Jobber sells software to home services entrepreneurs – plumbers, electricians, residential cleaners, landscapers and the like. The Jobber app helps people running a small business manage their schedule, job and quote requests, and invoices.

The US$100 million capital announced on Tuesday is the largest amount raised in Alberta's capital city ever, according to Jobber CEO and co-founder Sam Pillar.

"It's something we're really proud to be able to do in this community that supported us for so long," Pillar told CTV News Edmonton on Thursday.

"We launched in 2011 and at a time when, I think, the start-up ecosystem in Edmonton was pretty early on but there was just a lot of really great support."

Pillar moved to Edmonton in 2001 to attend the University of Alberta.

By the end of the decade, he and partner Forrest Zeisler had started Jobber. Just over a decade after launching, the company employs about 600 people across Canada, U.S. and Latin America.

An estimated 200,000 people use Jobber every day, Pillar said. In 2022, the small businesses using Jobber delivered $13 billion worth of services to 27 million Canadian and American households.

Jobber CEO and co-founder Sam Pillar speaks to CTV News Edmonton via Zoom on Feb. 9, 2023, shortly after the company announced US$100 million in a Series D round of fundraising.

Of Edmonton's influence on the company, Pillar added, "The built world around us – our homes, our offices, everywhere we spend time – is built and maintained and kept safe and functioning well by the people in these industries. So, yes it's true that Edmonton has a little bit more of a blue collar lean to it, but these businesses are absolutely everywhere and critical to every city."

The CEO acknowledged the company has had an "amazing run" during an economically difficult period for so many others.

He partially credited Jobber's growth to tapping into an unserviced market

"It's very early days for the industry in terms of its adoption of technology.

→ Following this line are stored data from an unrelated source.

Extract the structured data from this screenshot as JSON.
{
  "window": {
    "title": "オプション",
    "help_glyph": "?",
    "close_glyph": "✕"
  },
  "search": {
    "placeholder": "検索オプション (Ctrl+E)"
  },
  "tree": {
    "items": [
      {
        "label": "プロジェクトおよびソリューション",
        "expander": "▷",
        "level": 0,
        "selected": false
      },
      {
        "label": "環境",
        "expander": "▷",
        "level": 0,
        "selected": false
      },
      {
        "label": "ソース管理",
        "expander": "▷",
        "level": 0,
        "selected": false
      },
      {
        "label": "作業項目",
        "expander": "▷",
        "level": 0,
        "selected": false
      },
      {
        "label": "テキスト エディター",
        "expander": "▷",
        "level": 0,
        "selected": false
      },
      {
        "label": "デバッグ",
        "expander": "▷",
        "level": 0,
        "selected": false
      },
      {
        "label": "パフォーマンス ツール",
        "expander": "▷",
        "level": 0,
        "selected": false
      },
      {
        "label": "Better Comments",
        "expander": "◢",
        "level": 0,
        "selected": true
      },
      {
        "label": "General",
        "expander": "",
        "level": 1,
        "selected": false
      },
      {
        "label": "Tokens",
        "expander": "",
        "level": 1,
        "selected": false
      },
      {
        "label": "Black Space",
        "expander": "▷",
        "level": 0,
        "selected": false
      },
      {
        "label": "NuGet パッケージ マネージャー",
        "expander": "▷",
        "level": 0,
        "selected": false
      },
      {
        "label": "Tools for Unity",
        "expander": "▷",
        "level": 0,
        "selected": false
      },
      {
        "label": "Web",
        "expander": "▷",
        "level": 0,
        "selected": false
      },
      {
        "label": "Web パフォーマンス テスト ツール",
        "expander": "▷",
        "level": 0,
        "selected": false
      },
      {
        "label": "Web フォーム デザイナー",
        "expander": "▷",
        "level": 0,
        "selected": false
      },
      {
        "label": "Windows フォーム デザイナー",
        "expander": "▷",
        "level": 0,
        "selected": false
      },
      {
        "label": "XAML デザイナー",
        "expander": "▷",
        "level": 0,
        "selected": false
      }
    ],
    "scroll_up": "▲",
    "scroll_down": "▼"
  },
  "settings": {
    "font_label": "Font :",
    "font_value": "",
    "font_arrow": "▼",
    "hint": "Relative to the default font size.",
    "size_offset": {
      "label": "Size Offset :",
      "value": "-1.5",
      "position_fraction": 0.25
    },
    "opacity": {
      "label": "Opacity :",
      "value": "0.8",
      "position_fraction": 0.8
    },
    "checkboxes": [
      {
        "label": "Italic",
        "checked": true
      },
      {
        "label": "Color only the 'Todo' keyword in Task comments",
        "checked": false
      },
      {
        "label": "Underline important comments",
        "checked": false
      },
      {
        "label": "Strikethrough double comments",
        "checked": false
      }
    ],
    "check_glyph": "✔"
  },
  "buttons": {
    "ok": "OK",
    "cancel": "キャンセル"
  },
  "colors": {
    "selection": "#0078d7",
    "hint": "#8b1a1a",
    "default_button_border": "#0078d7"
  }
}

Most of these companies are sort of moving off of pen and paper and coil-bound notebooks, stuffed with Post-it notes and maybe a calendar on the wall, and they're adopting technology for the first time," Pillar commented.

The latest cash input will be used on research, development and customer acquisition.

"There are so many small companies, more small business entrepreneurs out there that we can help and so we're on a mission and now armed with a very large balance sheet to charge forward, continuing to find ways to spread the word and make sure these small businesses know there's a better way to run their companies, and it's called Jobber," Pillar said.

Growth Equity Investor General Atlantic led the Series D round fundraising, alongside Jobber's existing investors Summit Partners, Version One Ventures and Tech Pioneers Fund.